Burjeel Holdings delivered strong top-line growth of 18.7% to AED 1,403 million in Q2’25, driven by a 12.1% increase in patient footfall, higher patient yield, and the continued ramp-up of newly launched facilities across the network. Revenue in H1’25 rose 12.2% to AED 2,677 million, with total patient visits reaching 3.4 million. EBITDA rose 59.4% to AED 306 million in Q2’25, fueled by strong revenue growth, enhanced physician productivity, and better performance across recently ramped-up assets.
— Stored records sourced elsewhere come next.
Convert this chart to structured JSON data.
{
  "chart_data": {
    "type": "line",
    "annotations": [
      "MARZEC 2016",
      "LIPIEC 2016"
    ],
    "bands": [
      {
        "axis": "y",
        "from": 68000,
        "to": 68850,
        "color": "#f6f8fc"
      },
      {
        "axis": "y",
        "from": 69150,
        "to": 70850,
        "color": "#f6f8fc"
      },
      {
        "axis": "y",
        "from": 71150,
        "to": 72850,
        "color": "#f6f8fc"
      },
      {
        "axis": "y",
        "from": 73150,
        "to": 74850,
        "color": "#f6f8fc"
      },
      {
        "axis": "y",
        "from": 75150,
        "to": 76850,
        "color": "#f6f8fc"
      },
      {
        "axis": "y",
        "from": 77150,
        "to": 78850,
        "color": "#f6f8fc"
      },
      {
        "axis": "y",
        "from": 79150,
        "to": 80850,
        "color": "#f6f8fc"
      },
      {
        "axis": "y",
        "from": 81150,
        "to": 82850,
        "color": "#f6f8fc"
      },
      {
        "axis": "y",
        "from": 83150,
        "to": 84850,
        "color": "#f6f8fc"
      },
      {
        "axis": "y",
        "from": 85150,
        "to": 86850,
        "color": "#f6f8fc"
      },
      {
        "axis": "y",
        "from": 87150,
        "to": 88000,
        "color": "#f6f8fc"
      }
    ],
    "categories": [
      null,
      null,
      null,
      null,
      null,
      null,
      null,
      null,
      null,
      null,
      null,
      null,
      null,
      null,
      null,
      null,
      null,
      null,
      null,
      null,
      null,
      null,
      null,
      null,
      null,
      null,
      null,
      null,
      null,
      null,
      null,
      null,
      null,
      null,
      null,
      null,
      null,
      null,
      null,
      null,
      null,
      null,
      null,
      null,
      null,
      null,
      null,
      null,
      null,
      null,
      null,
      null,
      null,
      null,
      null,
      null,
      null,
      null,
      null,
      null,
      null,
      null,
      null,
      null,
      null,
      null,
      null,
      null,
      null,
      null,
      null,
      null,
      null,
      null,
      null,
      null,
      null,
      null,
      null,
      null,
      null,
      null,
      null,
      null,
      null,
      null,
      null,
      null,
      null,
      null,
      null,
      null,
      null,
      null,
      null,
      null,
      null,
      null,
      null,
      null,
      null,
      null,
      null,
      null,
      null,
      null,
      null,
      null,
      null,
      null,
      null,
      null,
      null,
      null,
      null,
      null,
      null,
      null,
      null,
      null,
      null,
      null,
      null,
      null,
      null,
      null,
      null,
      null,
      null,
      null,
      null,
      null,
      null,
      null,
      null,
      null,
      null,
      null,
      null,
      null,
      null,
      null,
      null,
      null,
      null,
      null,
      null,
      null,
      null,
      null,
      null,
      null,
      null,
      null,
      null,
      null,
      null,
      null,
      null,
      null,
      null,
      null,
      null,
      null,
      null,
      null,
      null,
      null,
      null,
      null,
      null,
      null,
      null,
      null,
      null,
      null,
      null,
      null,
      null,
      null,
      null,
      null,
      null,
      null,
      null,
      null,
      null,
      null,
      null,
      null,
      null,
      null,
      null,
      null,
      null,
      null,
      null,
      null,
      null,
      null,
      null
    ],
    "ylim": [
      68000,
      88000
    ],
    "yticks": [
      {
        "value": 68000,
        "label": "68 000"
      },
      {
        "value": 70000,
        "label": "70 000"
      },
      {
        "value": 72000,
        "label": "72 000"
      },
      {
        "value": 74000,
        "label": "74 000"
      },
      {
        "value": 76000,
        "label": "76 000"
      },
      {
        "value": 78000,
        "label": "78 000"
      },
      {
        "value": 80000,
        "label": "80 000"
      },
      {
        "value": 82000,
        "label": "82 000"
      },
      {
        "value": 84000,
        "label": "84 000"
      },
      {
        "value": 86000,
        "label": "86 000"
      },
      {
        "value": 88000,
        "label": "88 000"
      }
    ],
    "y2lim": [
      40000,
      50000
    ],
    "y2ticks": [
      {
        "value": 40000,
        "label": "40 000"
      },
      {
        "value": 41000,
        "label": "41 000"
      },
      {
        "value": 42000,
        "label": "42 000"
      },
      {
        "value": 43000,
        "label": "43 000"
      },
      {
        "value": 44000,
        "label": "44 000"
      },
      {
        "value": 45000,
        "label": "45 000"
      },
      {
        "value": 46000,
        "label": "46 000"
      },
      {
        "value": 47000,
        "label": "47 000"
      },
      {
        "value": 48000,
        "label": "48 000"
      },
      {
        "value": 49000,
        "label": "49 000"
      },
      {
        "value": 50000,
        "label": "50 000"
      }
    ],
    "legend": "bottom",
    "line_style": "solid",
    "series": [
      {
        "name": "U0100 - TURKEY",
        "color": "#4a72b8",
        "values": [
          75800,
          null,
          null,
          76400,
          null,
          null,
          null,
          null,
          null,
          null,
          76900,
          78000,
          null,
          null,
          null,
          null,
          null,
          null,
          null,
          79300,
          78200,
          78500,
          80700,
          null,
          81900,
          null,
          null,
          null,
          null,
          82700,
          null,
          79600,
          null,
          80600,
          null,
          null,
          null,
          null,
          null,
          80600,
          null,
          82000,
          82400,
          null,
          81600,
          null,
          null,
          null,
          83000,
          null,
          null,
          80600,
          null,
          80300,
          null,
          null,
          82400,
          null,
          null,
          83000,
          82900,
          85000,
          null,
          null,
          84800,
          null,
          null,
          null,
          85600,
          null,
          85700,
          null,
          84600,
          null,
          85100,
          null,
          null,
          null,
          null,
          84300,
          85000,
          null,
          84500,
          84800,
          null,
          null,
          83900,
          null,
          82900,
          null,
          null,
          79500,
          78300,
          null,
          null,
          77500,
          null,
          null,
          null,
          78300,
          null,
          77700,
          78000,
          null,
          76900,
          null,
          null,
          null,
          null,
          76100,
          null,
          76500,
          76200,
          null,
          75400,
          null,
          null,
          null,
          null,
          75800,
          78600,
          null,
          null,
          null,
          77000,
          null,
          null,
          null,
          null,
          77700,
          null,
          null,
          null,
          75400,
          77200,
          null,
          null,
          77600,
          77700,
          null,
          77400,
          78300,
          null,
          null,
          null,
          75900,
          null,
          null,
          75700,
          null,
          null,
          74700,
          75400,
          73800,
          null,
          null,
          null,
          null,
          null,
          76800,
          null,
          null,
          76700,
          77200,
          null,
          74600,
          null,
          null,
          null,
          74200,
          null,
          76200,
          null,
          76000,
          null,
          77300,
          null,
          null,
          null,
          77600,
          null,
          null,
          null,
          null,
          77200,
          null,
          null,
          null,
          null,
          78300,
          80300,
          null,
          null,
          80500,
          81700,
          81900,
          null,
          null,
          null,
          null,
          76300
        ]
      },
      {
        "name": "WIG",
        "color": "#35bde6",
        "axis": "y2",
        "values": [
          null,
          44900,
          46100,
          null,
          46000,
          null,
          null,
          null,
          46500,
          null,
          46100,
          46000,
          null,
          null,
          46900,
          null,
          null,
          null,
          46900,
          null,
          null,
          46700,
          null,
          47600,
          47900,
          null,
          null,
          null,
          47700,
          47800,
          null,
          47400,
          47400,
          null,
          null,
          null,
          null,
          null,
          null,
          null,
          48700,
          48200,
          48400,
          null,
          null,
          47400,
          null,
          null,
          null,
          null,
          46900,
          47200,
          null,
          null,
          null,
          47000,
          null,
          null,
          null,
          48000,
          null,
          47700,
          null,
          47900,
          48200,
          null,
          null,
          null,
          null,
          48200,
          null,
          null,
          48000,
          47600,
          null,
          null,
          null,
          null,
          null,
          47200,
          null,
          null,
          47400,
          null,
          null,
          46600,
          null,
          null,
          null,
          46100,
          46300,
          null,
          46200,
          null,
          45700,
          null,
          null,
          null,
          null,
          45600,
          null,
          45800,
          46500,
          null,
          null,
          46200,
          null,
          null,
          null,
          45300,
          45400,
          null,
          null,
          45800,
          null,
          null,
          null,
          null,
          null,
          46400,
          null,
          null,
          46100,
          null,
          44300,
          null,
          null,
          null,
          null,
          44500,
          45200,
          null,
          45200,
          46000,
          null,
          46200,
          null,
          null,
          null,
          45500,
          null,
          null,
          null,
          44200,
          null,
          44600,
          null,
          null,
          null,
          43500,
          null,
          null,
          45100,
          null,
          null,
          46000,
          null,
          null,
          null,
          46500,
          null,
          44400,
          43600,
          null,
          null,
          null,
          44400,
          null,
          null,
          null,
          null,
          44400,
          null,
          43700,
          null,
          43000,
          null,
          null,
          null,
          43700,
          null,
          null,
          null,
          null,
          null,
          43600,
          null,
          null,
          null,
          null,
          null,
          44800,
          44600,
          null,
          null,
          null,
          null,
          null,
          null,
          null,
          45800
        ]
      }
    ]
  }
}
John Sunil, Chief Executive Officer of Burjeel Holdings, said: “The second quarter delivered exceptionally strong results, with 19% revenue growth driven by a 12% increase in patient footfall and improved yield. EBITDA rose by 59%, accompanied by a margin uplift to 22%. This robust performance significantly strengthened the first-half outcome, underscoring Burjeel Holdings’ resilience and long-term sustainable growth.”